Robotic Prostate Surgery: Am I a candidate

In my opinion most patients with prostate cancer are candidates for robotic prostate cancer surgery, or the daVinci Prostatectomy.
The ideal patient would be one with early prostate cancer that is likely confined to the prostate. The patient also needs a good chance of living at least 10 years.
Certain surgeries and medical conditions can make a patient less than ideal, but probably still a candidate.
Read on to find out my take on certain conditions and please comment if you can think of any others.


Medical Problems-
I have successfully completed robotic prostate surgery on patients with recent heart surgery, heart attacks, lung disease (COPD, asthma), insulin dependent diabetes, sleep apnea, prior strokes, prior blood clotting disorders, anemia, GI problems (inflammatory bowel disease), and multiple sclerosis (MS), and HIV.
By itself I haven’t had to turn down anyone for robotic prostatectomy based on medical issues. It is important to make sure the patient has a life expectancy that warrants surgery however.
The advantages of robotics for some of the above include:
Less chance of infection, especially in diabetics.
Less trouble breathing postoperatively for the lung patients since there is less pain.
Less trouble getting around for patients with MS.
Less chance of getting a blood transfusion with the anemic patients. Several patients with anemia are included in my first 70 dvPs without a transfusion.
Less chance of a surgeon contracting HIV with robotics than open.
Past Surgeries
Prior TURP- prostate surgery- makes the surgery more challenging, but in my hands only adds about 15 minutes to the operation.
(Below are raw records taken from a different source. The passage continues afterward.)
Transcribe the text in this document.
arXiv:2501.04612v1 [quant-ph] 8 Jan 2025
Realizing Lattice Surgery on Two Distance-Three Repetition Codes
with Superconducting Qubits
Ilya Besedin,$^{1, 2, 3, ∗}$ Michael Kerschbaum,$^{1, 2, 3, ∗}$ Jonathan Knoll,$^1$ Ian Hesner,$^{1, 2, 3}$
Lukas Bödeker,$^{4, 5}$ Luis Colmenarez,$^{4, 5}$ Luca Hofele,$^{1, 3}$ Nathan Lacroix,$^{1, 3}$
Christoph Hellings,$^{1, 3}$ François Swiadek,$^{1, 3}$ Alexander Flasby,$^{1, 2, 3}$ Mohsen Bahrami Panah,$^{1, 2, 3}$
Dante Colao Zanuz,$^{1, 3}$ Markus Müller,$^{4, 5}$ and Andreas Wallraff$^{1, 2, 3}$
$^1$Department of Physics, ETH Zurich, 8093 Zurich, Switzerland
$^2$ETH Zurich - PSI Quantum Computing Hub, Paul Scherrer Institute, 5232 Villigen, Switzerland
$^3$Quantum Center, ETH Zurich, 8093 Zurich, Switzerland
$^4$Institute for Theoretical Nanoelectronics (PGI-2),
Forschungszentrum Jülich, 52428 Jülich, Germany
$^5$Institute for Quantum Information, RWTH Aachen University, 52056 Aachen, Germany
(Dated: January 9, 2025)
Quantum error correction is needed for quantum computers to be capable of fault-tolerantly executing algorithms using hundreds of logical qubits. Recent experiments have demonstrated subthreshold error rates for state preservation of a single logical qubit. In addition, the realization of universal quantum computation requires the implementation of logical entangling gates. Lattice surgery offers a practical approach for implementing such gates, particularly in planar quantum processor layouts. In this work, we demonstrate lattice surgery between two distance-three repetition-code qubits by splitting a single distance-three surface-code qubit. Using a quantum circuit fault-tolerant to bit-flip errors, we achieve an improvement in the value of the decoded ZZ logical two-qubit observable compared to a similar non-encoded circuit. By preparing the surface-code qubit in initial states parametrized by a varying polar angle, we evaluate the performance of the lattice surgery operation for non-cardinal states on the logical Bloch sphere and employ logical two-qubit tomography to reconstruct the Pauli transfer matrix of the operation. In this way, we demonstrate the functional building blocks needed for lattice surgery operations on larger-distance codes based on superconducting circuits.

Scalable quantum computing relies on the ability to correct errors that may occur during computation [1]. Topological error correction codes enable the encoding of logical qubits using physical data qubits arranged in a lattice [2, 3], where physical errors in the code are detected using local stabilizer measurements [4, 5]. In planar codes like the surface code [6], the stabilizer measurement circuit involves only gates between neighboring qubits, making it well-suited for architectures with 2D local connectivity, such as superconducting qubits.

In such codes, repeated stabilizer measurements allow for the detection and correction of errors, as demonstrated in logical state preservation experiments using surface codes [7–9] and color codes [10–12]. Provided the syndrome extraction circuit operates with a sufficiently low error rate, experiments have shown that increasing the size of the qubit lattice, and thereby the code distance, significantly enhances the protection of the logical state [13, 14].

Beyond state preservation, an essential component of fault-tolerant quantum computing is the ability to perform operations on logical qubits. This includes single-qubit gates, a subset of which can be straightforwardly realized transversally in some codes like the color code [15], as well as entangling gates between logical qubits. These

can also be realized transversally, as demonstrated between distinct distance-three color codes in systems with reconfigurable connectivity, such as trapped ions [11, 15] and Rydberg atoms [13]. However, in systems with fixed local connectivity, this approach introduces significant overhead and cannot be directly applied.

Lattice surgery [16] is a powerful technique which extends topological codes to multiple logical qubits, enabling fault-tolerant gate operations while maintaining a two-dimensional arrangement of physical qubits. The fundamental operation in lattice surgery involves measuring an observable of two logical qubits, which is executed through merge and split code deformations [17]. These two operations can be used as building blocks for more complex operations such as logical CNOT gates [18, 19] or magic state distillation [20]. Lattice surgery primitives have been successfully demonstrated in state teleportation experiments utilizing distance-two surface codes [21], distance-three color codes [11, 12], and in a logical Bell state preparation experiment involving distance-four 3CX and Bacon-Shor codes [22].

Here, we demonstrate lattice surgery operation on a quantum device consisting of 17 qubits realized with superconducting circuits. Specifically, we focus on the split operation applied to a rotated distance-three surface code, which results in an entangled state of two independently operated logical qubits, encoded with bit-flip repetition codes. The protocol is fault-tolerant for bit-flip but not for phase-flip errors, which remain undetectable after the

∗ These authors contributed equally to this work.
Prior Appendix removal- need to remove scar tissue, adds 5-20 minutes and a very small risk of intestinal injury (<1%).
Prior colon surgery for infection or cancer, adds a variable amount of time and a small risk of injuring the intestines (<5%) and a small risk of needing to convert (5%). One patient of mine had a colon surgery and a hernia left over from that surgery.
Prior hernia repair- no big deal unless it was done laparoscopically (in that case adds 20-30 minutes to expose the prostate.
Hernias
If a patient has an umbilical hernia this will be fixed at the same time and only adds 5 minutes.
If a patient has an inguinal hernia or if I find one, I fix it at the same time.
Obesity
This is an important point. Some surgeons do not feel comfortable operating on obese patients, but in my opinion these are the patients that are helped the most by this kind of surgery. The incisions would be larger, the risk of wound infections would be larger, and the overall complication rate would be larger.
My last 7 guys weighing between 230 and 290 pounds all went home the next day. The connection is much harder to make for the heavier patients and there is a greater chance they will need the catheter for more than 1 week. Most of my early guys have the catheters in for more than 1 week, but only 2 of the last 7 needed to for more than 1 week.
My philosophy is to offer these patients surgery and if they can loose weight, I think its much easier on me to do their surgery, but I have never refused to operate on someone for weight alone.
Age
The oldest patient I have done a dvP on is 74, but I think it woudl be reasonable to go to 80 years old if the patient has a 10 year life expectancy.
Prior Prostate Cancer Therapy
Hormonal Therapy- Makes the surgery a little more difficult.
Radiation or Cryosurgery- See previous blog entry.